The Mark of the Gideon
So, I'm sitting in the Teacher's Room when an older man comes in, he has blue eyes and is obviously not Japanese. But he asks (In fluent Japanese) if the Principal or vice principal are in. At the time, neither of them are. He is wearing an ID lanyard (Most of us here in Japan wear one, it's like we are all officials). And the name on his lanyard is in Kanji (Japanese Ideograms) not Katakana (The phonetic alphabet for foreigners).
He seems a jovial, jolly sort, and he is happily talking to Mrs. Team Teacher. He hands her his business card and she goes off to find someone else.
The man turns to me and says, "You are the English teacher?"
"Yes." I say in reply, I'm a little stunned.
"Where are you from?" His accent is American.
"Colorado."
"I'm from Minnesota" And he is: Minn-uh-SOOOOduh he says. "I haven't been back in nearly 50 years, though."
I raise my eyebrows.
"I came over in 1958 with the Air Force, and I went home just after my discharge. But I simply saved up my money and came back. Haven't been back since."
1958... My mind boggles...
He turns out to be a Japanese Citizen now (Hence why I can't read his name... I guess when you become a Japanese Citizen, you change your name into Japanese). He tells me his name in English (His original name), and then he tells me why he is here.

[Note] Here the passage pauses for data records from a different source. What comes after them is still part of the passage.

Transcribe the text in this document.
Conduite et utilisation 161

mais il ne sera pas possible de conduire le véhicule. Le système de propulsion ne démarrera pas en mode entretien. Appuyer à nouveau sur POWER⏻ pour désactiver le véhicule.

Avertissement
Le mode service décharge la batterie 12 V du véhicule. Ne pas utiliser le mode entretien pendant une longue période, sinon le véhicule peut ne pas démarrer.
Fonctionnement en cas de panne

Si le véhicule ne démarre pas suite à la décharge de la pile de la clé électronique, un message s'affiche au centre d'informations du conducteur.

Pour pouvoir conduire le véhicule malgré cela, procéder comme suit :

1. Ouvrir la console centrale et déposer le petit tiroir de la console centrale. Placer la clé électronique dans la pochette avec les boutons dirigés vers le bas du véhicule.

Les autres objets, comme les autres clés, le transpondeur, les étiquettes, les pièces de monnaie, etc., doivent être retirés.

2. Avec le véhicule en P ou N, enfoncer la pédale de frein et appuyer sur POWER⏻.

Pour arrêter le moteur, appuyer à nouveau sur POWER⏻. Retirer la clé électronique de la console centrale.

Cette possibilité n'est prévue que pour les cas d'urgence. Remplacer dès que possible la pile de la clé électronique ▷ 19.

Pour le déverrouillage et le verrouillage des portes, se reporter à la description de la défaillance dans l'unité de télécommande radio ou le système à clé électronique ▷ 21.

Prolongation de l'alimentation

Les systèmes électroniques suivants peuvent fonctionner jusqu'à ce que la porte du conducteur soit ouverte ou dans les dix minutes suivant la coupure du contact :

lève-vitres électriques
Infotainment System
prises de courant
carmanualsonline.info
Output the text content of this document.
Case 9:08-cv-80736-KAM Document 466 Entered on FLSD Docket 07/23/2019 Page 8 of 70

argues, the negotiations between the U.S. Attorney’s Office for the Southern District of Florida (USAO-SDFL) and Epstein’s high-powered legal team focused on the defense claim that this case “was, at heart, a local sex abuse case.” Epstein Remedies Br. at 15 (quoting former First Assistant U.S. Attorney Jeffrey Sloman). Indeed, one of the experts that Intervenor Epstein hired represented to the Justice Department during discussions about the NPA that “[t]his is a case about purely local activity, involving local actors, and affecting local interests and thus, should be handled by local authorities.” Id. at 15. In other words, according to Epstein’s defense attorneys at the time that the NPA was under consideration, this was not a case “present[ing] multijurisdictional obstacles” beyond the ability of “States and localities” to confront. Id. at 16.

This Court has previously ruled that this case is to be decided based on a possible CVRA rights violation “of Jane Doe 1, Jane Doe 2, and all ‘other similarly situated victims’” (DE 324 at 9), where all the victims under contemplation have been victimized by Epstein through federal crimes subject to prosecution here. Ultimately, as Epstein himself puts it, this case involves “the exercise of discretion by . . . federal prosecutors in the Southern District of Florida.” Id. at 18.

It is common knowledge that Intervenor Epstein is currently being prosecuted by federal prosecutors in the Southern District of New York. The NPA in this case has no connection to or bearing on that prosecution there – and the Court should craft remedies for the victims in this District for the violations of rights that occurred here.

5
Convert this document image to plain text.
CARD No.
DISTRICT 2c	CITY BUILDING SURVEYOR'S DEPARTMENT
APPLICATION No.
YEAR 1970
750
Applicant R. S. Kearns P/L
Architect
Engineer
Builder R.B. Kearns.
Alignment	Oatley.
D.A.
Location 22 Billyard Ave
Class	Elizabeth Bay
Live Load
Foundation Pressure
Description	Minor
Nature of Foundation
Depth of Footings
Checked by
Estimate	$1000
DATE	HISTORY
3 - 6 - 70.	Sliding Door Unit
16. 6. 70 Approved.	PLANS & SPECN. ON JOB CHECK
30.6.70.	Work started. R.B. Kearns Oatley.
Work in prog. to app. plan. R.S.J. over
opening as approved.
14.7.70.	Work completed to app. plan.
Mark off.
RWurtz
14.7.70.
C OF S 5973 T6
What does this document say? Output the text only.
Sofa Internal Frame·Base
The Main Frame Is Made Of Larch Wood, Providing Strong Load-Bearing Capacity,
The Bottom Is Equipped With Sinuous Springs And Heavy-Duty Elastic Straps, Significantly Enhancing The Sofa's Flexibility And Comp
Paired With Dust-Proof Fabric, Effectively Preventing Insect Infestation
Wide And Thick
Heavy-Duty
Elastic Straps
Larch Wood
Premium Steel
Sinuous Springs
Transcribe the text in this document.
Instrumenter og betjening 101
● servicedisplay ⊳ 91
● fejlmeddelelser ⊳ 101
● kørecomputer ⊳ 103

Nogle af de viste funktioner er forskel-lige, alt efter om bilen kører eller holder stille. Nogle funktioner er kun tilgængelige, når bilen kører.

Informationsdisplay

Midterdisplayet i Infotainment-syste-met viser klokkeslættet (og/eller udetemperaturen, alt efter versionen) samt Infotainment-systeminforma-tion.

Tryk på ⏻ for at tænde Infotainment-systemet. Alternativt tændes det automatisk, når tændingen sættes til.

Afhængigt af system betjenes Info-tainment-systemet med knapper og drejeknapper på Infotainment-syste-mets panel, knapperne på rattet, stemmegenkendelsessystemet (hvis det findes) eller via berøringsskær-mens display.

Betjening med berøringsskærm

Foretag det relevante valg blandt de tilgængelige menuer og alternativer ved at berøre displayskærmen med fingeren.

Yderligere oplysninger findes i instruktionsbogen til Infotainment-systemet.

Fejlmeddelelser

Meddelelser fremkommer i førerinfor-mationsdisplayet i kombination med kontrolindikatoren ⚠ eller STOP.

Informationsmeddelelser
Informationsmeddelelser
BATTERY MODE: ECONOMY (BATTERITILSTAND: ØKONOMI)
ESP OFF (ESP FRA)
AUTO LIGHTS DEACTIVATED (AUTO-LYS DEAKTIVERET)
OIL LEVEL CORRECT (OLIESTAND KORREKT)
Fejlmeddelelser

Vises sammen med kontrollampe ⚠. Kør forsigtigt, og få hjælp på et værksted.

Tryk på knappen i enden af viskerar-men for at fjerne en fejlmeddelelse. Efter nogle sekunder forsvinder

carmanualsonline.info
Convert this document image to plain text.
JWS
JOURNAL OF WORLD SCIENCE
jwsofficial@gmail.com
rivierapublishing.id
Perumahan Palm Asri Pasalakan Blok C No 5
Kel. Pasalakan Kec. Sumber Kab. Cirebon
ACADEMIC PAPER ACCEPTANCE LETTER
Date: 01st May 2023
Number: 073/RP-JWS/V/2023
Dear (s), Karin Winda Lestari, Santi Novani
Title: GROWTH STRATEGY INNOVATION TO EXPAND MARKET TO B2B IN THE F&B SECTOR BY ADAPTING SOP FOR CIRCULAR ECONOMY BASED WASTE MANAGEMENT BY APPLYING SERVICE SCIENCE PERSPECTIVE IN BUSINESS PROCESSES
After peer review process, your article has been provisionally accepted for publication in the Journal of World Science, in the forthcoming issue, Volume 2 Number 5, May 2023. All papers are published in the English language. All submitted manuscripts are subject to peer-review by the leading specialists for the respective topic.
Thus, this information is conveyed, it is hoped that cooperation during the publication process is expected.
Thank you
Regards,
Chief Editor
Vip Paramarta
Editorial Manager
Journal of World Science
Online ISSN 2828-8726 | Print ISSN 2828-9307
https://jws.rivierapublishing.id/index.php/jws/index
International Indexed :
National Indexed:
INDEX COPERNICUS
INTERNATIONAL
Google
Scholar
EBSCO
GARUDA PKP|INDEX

He is an evangelist with the Gideons... And he is trying to give our school copies of the (condensed) Bible in case our kids want to read them.
1958... I'm still boggling over that... When he left Chevy was still making cars called "Chevy” as in the 58 Chevy... Elvis was just getting in swing, America hadn't figured out how to beat the Russians in putting up a satellite yet. No bras had been burned, Woodstock wasn't even a concept, The Beatles were only just beginning.
And what he has seen here, restoration of this country from the massive firebombing, recovery of the economy, rebuilding, the chip industry, reform. And the rise to a first-world superpower. When he arrived, this country had been bombed almost back to the stone age... There were few cars and the train system only partially survived. Most farmers traveled about by horse and buggy or on foot.
Of course, this country is not a time-warp, he's watched it all happen, but just from foreign soil. He'd be okay in America, he'd just feel out of place.
I realized as he left (He gave me a Bible in Japanese, that's so cool!) That I never introduced myself... I was so engrossed in the conversation.